# First haul of 2011 - MAC Cham pale



## geeko (Jan 4, 2011)

Well, at first i was planning to get only the 2 special reserve highlight powders ...but i ended up with 3 more items by the time i left the mac store

  	So here's my haul from cham pale:
  	Rose ole & Chez chez lame special reserve highlighting powders
  	Dangerous cuvee & Chilled on ice paintpots
  	Bubble lounge lipgelee


----------



## XicanaQueen (Jan 5, 2011)

Great haul! I ended up waiting too long to purchase from the Champale collection that I missed  Bubble lounge and Dangerous cuvee. Oh well maybe next time. I did end up buying things from all 4 collections though


----------



## ElvenEyes (Jan 5, 2011)

Awesome haul~I love the lipgloss!


----------



## rjsmom84 (Jan 5, 2011)

Great haul. I'm still going back and forth about Chez Chez Lame.


----------



## sujusarangx3 (Jan 5, 2011)

How do you feel about the Chez chez lame highlighter? It's definitely on my to-buy list!


----------



## geeko (Jan 6, 2011)

I kinda like the chez chez lame highlighter. It has a subtle hint of pale gold color to it and is non frosty nor glittery.


----------



## rjsmom84 (Jan 6, 2011)

I have been reluctant to buy it because temptalia says its a lot like albatross. I have albatross and love it. I like the look of chez chez lame. I don't want to buy duplicate products but since I do like albatross I'm thinking I may just keep chez chez lame as a back up. Don't know. Again, I want it and I'm trying to justify buying it.


----------



## singer92286 (Jan 7, 2011)

love those paint pots!! great haul!!!


----------



## MACloveSHANEL (Jan 7, 2011)

great haul 
  	as for me I got chez chez lame (love it), luxure lipgelee, i get no kick eye kohl, soiree laquer and fix+ lavender.
  	I was "iffy" on the dangerous curvee! is it a must have? cause everyone's raving about it lol


----------



## GlamQueen21 (Jan 8, 2011)

Awseome haul! I have Dangerous Cuvee and Bubble Lounge. Both are gorgeous! Enjoy your goodies!


----------



## geeko (Jan 10, 2011)

Thanks babes...i went back and got 2 more items from cham pale - Luxure lipgelee and vintage selection paintpot plus all 4 ccbs from Stylishly Yours.

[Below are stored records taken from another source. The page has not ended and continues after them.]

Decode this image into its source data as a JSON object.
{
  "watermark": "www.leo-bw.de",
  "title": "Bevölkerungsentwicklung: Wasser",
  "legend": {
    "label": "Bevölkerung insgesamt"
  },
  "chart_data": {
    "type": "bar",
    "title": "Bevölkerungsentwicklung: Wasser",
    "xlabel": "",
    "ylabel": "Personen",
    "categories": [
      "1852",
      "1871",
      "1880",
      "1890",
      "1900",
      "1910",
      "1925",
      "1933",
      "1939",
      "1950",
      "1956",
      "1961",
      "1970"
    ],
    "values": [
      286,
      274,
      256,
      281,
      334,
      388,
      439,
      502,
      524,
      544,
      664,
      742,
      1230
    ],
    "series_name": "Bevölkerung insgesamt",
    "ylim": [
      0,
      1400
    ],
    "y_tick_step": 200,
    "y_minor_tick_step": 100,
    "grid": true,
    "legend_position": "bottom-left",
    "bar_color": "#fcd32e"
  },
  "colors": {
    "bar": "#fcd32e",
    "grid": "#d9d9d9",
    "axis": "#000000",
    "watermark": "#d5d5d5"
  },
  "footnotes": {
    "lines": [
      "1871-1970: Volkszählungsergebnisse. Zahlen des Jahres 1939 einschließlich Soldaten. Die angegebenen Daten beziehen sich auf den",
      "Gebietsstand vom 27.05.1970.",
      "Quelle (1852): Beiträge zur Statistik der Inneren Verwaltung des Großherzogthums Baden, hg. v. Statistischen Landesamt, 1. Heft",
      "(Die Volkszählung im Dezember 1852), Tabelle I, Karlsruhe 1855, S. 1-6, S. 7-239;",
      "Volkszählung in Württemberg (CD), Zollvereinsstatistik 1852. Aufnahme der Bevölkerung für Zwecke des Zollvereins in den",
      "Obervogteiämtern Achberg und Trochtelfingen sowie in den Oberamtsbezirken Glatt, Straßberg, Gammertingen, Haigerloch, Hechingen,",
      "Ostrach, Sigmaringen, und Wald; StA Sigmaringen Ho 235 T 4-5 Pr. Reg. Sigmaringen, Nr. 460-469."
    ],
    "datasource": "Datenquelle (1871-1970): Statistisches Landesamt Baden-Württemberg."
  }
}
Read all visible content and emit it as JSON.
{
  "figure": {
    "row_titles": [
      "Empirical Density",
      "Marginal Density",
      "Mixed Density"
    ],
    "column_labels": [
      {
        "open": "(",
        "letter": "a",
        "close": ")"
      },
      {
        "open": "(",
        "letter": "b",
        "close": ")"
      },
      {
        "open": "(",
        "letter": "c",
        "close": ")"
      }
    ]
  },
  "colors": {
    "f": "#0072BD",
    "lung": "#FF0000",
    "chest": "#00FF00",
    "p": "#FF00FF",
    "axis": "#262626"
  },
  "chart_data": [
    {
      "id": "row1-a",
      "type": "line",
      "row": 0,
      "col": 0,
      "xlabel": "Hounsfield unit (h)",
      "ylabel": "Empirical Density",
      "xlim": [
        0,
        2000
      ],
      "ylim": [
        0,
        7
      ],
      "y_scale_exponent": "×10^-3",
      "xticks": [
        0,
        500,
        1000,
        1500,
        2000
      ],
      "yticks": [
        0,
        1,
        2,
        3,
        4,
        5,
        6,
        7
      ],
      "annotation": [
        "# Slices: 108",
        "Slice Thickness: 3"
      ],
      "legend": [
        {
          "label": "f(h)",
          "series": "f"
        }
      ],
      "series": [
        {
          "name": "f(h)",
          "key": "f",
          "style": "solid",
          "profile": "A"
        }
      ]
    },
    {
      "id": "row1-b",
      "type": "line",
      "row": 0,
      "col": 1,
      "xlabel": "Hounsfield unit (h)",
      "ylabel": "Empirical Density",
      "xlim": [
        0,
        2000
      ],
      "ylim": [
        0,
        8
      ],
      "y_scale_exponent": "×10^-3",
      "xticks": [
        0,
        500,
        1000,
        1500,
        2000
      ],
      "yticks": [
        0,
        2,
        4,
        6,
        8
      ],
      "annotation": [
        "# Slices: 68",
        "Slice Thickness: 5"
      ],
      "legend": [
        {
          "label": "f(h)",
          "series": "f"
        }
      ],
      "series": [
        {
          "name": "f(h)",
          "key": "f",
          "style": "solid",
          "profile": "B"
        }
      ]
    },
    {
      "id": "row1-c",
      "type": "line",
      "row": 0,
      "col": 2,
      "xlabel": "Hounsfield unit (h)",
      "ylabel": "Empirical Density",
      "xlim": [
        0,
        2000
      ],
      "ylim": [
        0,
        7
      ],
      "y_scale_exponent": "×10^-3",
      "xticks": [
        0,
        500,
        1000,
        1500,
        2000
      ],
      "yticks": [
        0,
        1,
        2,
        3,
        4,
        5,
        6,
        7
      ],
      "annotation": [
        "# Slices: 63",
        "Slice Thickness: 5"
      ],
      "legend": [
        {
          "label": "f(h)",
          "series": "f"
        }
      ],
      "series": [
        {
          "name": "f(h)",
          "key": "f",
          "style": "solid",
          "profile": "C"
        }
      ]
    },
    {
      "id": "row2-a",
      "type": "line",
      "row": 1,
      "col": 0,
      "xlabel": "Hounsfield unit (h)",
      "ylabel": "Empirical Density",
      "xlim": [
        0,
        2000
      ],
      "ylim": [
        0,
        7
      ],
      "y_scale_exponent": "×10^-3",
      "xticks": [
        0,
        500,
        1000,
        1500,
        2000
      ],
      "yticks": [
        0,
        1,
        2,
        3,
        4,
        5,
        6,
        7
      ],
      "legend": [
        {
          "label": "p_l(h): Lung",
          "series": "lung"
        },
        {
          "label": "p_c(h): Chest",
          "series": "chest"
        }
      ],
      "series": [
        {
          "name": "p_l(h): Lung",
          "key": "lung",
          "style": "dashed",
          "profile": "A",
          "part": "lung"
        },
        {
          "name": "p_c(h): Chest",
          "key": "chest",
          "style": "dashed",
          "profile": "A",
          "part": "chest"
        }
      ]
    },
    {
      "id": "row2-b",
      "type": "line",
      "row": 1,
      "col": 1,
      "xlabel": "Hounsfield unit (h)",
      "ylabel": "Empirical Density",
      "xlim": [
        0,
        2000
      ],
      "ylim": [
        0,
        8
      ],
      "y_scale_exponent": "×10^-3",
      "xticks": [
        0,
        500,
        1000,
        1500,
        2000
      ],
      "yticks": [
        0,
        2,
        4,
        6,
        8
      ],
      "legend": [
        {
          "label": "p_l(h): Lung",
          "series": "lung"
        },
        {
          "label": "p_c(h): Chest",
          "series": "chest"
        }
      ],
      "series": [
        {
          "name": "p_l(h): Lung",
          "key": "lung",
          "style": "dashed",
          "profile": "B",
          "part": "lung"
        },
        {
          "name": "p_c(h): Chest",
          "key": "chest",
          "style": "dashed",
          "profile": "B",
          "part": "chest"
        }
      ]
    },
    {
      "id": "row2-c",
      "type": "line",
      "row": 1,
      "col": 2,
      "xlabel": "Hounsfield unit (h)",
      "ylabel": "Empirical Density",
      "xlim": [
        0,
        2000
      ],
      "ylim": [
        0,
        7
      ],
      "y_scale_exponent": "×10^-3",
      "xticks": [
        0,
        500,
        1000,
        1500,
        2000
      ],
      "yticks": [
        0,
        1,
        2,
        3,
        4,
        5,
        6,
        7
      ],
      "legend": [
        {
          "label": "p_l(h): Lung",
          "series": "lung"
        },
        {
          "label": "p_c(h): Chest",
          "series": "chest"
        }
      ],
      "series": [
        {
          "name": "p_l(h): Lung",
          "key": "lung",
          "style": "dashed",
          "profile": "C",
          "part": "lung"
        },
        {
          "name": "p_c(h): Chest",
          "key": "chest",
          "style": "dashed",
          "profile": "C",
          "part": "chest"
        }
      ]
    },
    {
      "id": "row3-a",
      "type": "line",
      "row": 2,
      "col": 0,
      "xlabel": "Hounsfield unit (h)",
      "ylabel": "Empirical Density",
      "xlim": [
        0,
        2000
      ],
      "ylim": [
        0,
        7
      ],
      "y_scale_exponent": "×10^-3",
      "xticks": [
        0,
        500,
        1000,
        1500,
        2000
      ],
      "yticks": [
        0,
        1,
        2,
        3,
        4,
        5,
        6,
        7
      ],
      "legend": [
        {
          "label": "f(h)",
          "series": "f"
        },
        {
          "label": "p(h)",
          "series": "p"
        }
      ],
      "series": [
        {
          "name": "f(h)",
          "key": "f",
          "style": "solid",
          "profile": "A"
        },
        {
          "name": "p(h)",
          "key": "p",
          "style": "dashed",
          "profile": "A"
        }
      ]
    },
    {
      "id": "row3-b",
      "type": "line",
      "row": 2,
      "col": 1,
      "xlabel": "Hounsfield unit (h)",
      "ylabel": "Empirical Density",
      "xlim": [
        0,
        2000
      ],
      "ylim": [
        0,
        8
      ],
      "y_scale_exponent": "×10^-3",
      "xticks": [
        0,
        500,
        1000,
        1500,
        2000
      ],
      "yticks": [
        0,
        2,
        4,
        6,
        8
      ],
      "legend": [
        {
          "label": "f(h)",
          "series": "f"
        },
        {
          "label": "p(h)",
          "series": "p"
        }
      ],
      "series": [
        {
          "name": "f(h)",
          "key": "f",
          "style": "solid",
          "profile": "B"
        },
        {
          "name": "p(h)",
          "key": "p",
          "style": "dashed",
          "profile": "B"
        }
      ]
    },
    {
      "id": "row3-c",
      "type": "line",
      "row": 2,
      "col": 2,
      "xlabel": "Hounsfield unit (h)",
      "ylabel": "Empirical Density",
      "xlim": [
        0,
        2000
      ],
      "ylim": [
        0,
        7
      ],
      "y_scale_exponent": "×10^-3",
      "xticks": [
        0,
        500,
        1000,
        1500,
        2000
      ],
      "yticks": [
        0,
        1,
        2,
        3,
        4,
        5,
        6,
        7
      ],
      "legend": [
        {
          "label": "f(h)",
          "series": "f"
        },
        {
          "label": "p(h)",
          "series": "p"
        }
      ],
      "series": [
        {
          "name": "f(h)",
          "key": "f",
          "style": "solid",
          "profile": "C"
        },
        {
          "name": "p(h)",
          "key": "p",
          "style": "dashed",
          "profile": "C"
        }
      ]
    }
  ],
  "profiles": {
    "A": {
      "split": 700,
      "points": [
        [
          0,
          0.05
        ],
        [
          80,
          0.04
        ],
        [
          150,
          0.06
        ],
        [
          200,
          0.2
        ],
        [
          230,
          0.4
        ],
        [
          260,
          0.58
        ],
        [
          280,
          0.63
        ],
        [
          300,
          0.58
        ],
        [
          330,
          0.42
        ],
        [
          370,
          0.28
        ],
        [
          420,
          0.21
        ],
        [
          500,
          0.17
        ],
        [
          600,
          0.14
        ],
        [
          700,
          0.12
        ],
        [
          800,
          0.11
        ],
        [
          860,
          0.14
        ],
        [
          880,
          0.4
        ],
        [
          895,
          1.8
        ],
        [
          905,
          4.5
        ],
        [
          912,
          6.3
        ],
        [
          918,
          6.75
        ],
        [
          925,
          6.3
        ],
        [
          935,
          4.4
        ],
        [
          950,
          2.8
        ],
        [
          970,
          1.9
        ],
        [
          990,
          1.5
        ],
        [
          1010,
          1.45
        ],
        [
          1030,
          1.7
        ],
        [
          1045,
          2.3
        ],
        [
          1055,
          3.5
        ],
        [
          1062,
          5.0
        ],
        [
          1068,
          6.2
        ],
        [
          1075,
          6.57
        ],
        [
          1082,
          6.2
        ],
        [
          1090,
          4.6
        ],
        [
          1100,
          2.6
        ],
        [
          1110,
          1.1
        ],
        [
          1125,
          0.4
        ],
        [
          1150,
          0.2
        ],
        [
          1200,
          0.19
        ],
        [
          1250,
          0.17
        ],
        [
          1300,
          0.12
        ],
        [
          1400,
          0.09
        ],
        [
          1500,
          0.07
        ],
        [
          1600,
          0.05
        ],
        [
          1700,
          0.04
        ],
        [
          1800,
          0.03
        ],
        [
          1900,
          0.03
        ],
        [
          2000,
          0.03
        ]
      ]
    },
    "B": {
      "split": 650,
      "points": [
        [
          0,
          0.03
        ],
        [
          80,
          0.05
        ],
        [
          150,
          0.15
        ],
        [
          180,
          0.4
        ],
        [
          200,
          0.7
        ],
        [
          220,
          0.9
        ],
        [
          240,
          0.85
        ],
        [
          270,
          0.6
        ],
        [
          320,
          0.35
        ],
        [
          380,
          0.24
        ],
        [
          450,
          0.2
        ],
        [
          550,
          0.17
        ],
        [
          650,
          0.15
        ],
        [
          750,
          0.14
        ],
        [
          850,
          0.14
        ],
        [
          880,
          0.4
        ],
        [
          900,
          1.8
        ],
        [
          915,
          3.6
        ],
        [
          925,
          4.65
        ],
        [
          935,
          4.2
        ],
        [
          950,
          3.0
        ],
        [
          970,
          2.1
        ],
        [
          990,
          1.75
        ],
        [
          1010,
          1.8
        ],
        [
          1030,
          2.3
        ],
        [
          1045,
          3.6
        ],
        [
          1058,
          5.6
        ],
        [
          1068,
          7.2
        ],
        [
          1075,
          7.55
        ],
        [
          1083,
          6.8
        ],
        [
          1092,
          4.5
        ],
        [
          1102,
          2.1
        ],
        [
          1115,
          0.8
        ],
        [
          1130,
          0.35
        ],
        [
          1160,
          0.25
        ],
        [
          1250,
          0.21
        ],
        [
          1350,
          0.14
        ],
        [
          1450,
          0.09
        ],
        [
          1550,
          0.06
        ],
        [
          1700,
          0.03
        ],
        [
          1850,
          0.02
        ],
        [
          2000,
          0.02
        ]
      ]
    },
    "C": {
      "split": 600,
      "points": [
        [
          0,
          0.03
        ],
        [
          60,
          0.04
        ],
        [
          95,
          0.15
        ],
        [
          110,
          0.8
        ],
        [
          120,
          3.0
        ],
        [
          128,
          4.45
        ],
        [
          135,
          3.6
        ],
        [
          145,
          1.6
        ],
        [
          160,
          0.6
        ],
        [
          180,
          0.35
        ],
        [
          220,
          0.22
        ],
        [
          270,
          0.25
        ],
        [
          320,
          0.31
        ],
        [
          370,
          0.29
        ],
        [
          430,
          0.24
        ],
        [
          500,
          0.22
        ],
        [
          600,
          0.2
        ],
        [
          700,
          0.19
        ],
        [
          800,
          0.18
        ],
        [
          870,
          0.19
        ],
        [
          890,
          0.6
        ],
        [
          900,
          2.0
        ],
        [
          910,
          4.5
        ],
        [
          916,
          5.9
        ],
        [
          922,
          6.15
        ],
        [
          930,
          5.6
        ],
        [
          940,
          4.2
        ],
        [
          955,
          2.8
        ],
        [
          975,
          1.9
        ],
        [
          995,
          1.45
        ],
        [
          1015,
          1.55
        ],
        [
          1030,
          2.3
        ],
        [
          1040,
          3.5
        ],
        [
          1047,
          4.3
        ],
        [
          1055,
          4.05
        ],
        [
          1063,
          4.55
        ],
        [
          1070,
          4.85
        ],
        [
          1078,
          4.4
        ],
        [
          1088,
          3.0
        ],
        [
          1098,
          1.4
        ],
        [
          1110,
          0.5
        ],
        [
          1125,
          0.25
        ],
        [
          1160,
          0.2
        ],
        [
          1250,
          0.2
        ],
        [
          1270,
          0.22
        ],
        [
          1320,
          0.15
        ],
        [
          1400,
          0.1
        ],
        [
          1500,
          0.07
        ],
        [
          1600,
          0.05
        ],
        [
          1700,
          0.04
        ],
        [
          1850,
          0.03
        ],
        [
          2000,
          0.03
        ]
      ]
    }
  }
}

  	I am officially broke for january! Sighs


----------



## ZoZo (Jan 10, 2011)

Great haull, enjoy it..


----------



## yasmin1983 (Jan 10, 2011)

Nice Haul!!!

  	I got the Chilled on Ice paint pot and I love it. Ill be using it a lot during the summer


----------



## obeyDita (Jan 12, 2011)

I was looking forward to the Dangerous Cuvee PP so much, but I was very disappointed with it. It has too much fallout and it's very sheer. I was hoping that I could use it on it's own, but because of the fallout I decided that it's not for me.


----------



## rjsmom84 (Jan 18, 2011)

I got dangerous cuvee and let me pop but had to return them. There was a lot of fall out and the glitter irritated my eyes really bad. They were swollen for two days. I returned them and got more shadows from peacocky.


----------



## makeupgirlie (Jan 18, 2011)

great haul!


----------



## imaht1 (Jan 20, 2011)

ooh i want these now! great haul!!


----------



## regru (Feb 25, 2011)

great haul!!!!


----------